Completion of Isiolo export abattoir on course, official says

The Isiolo abattoir whose construction started in 2007 is now almost complete.

Photo credit: Waweru Wairimu | Nation Media Group

The building of an export-oriented abattoir is on course, Isiolo Agriculture Executive Lawrence Mwongela has said.

Locals recently lamented the delayed completion of the facility that will process 474,000 animals annually, offering a favourable and reliable market for livestock products while also creating jobs for youths.

Dr Mwongela said redesigning work by a contractor from South Africa were underway to ensure the abattoir meets the required international standards before handing over to a private investor.

At least Sh1 billion has been pumped into the project that is set to join other abattoirs exporting meat to countries in the Middle East.

It will breathe life into Isiolo International Airport, which has struggled to pick up more than three years after it was commissioned by President Uhuru Kenyatta.

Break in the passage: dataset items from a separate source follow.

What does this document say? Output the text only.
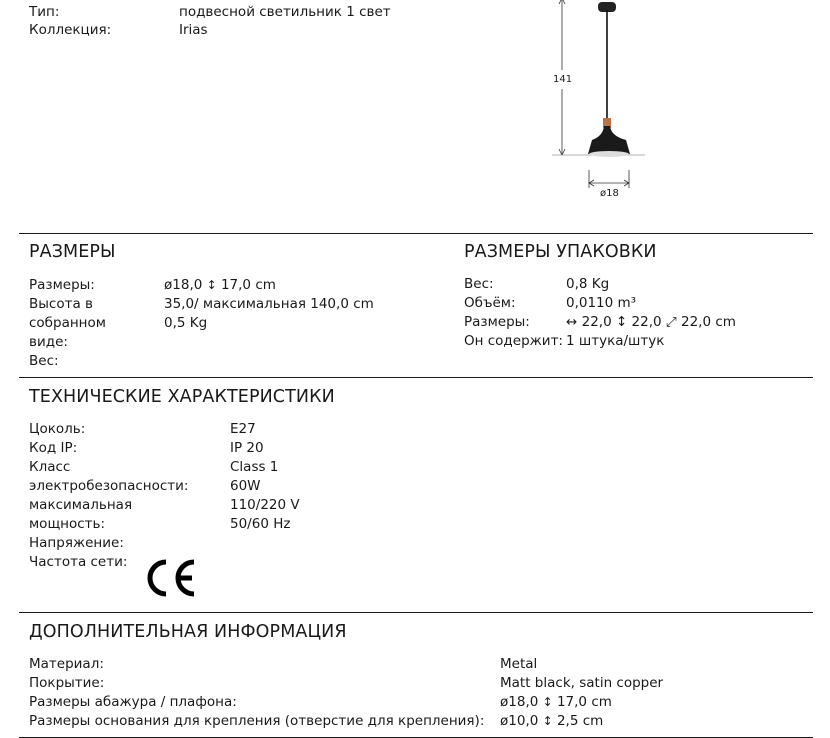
Тип:	подвесной светильник 1 свет
Коллекция:	Irias
141
ø18
РАЗМЕРЫ
Размеры:
Высота в
собранном
виде:
Вес:
ø18,0 ↕ 17,0 cm
35,0/ максимальная 140,0 cm
0,5 Kg
РАЗМЕРЫ УПАКОВКИ
Вес:
Объём:
Размеры:
Он содержит:
0,8 Kg
0,0110 m³
↔ 22,0 ↕ 22,0 ⤢ 22,0 cm
1 штука/штук
ТЕХНИЧЕСКИЕ ХАРАКТЕРИСТИКИ
Цоколь:
Код IP:
Класс
электробезопасности:
максимальная
мощность:
Напряжение:
Частота сети:
E27
IP 20
Class 1
60W
110/220 V
50/60 Hz
ДОПОЛНИТЕЛЬНАЯ ИНФОРМАЦИЯ
Материал:
Покрытие:
Размеры абажура / плафона:
Размеры основания для крепления (отверстие для крепления):
Metal
Matt black, satin copper
ø18,0 ↕ 17,0 cm
ø10,0 ↕ 2,5 cm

The slaughterhouse, whose construction started 14 years ago under the Vision 2030 programme, was in 2020 picked for the World Bank’s Sh800 million funding meant to equip and upgrade it to international standards.

During last week’s visit by a delegation from the Vision 2030 Delivery Secretariat, Dr Mwongela said expression-of-interest applications from investors had been closed and shortlisting would start.

“Redesigning is underway while we look for a private investor with vast experience and the capability of running the abattoir,” he said, assuring the public that the process will be expedited so that residents can start reaping benefits from the facility.

“We are alive to concerns by the public on the need to speed up the process and we are committed to operationalising the abattoir,” he added.

Game-changer in the Northern region

Julius Githinji, who is in charge of the abattoir, previously said walkways, a hides storage facility, a drainage system, a laboratory and an emergency slaughter area had been completed.

On completion, the abattoir will employ 80 people directly and benefit at least 20,000 livelihoods. It is estimated to create Sh400 million in revenue in seven years.

John Mbuthi, senior deputy director of the Vision 2030 Delivery Secretariat in charge of economic and macro pillars, said the government was committed to ensuring the abattoir is completed.

“We will continue coordinating the implementation of the project in partnership with other stakeholders, among them the county government to ensure it is completed as soon as possible,” Mr Mbuthi said.

Flanked by Ministry of Livestock Director Moses Mburu, the official said the project will be a game-changer in the economies of the Northern region.

Meng’ino Lenawase, a herder ion Oldonyiro, said that before the abattoir is completed, the county government should come up with rules to ensure fair pricing for livestock so that farmers have a steady source of income.

County Livestock and Fisheries Chief Officer Benjamin Lopetet earlier called on young people to enrol for short-term courses to increase their chances of being hired at the abattoir, maintaining that only skilled workers will be employed.

The county government had in mid last year assured residents that the abattoir would be completed by February this year but later said it would be extended for a few months owing to procurement hiccups caused by the Covid-19 pandemic.